The number of edges in non-bipartite, triangle-free graph

Question

This is an Exercise 1.1.4. from Yufei Zhao's book Graph Theory and Additive Combinatorics.

Prove that every $n$-vertex non-bipartite triangle-free graph has at most $(n-1)^2/4+1$ edges.

My approach: Suppose that $v$ is a vertex of maximal degree. Consider $A:=N(v)$, then $A$ is an independent set since $G$ is triangle-free graph. Let $B:=V\setminus A$, then $A,B$ is a partition of $V$. Since $G$ is a non-bipartite graph, then there is an edge $\tilde{e}=b_1b_2$, where $b_1,b_2\in B$.

Hence $$e(G)-1\leq \sum \limits_{x\in B\setminus\{b_1,b_2\}} \deg(x)+(\deg(b_1)-1)+(\deg(b_2)-1).$$ $$e(G)\leq \sum \limits_{x\in B\setminus\{b_1,b_2\}} \deg(x)+(\deg(b_1)+\deg(b_2))-1.$$ Since $b_1b_2$ is an edge, then $\deg(b_1)+\deg(b_2)\leq n$. Hence $$e(G)\leq |A|(|B|-2)+n-1,$$ where $|A|+|B|=n$. Hence $e(G)\leq |A||B|-|A|+|B|-1\Rightarrow$ $$e(G)\leq (|B|-1)(|A|+1).$$

But it does not imply the inequality which I need to prove. I guess that I am not using the condition that $G$ is non-bipartite fully.

Answer 1

I am sure there is something missing in my answer.

I would like to Post it here to get feedback.

A graph becomes non-bipartite when even 1 node makes bipartition impossible.
Same thing in other words: A graph is non-bipartite when even 1 node prevents bipartitioning.

Let us remove that 1 node to get $(n-1)$ nodes remaining.

In case this is bipartite, the maximum number of edges is $((n-1)/2)^2 = (n-1)^2/4$ with equal Partitions.
Put back the removed node with 2 edges to get non-bipartite graph with $(n-1)^2/4+2$ edges.
Putting back with 2 edges will introduce a triangle. Thus, we must remove 1 edge to remove that triangle. Thus, $(n-1)^2/4+1$ is the maximum number of edges in the non-bipartite graph without a triangle.

Elaboration:
[[ This was the "Missing Part" in my Answer ]]

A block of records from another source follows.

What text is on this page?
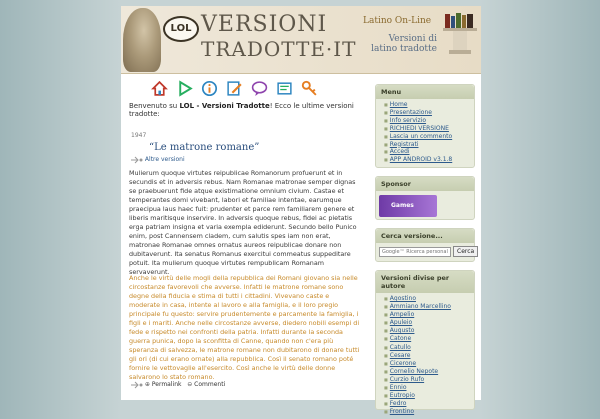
LOL VERSIONI
TRADOTTE·IT
Latino On-Line
Versioni di
latino tradotte
Benvenuto su LOL - Versioni Tradotte! Ecco le ultime versioni tradotte:
1947
“Le matrone romane”
Altre versioni

Mulierum quoque virtutes reipublicae Romanorum profuerunt et in secundis et in adversis rebus. Nam Romanae matronae semper dignas se praebuerunt fide atque existimatione omnium civium. Castae et temperantes domi vivebant, labori et familiae intentae, earumque praecipua laus haec fuit: prudenter et parce rem familiarem genere et liberis maritisque inservire. In adversis quoque rebus, fidei ac pietatis erga patriam insigna et varia exempla ediderunt. Secundo bello Punico enim, post Cannensem cladem, cum salutis spes iam non erat, matronae Romanae omnes ornatus aureos reipublicae donare non dubitaverunt. Ita senatus Romanus exercitui commeatus suppeditare potuit. Ita mulierum quoque virtutes rempublicam Romanam servaverunt.

Anche le virtù delle mogli della repubblica dei Romani giovano sia nelle circostanze favorevoli che avverse. Infatti le matrone romane sono degne della fiducia e stima di tutti i cittadini. Vivevano caste e moderate in casa, intente al lavoro e alla famiglia, e il loro pregio principale fu questo: servire prudentemente e parcamente la famiglia, i figli e i mariti. Anche nelle circostanze avverse, diedero nobili esempi di fede e rispetto nei confronti della patria. Infatti durante la seconda guerra punica, dopo la sconfitta di Canne, quando non c'era più speranza di salvezza, le matrone romane non dubitarono di donare tutti gli ori (di cui erano ornate) alla repubblica. Così il senato romano poté fornire le vettovaglie all'esercito. Così anche le virtù delle donne salvarono lo stato romano.

⊕ Permalink ⊖ Commenti
Menu
■ Home
■ Presentazione
■ Info servizio
■ RICHIEDI VERSIONE
■ Lascia un commento
■ Registrati
■ Accedi
■ APP ANDROID v3.1.8
Sponsor
Games
Cerca versione...
Google™ Ricerca personalizzata
Cerca
Versioni divise per autore
■ Agostino
■ Ammiano Marcellino
■ Ampelio
■ Apuleio
■ Augusto
■ Catone
■ Catullo
■ Cesare
■ Cicerone
■ Cornelio Nepote
■ Curzio Rufo
■ Ennio
■ Eutropio
■ Fedro
■ Frontino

A graph is BiPartite if we can make 2 Partitions out of the nodes; A graph is Non-BiPartite if we can not make 2 Partitions. Why we can not make Partition ? Because when we try putting the nodes in one Partition or the other, we will eventually get a node which can not be put in either Partition. There may be more such nodes, but even one such node is enough to make the graph Non-BiPartite.

In the given Book, Page 12, there is Discussion about BiPartite graphs being the "unique maximizer of the number of edges among -vertex triangle-free graphs" with Mantels Theorem giving the maximum number of edges.

This maximum is not achieved by all graphs; It is achieved by only the extremal graphs.

Thus "In the extremal case, there is only 1 node which prevents BiPartitioning" OR "When that Particular node is removed and still it is Non-BiPartite, then it is not extremal" ; This is why I can remove one Particular node (which I call ODD node because the other nodes can be EVENLY put in 2 Partitions) to get a BiPartite graph.

When I put this Particular node back, I have to ensure that there is no triangle, which I do by removing one edge.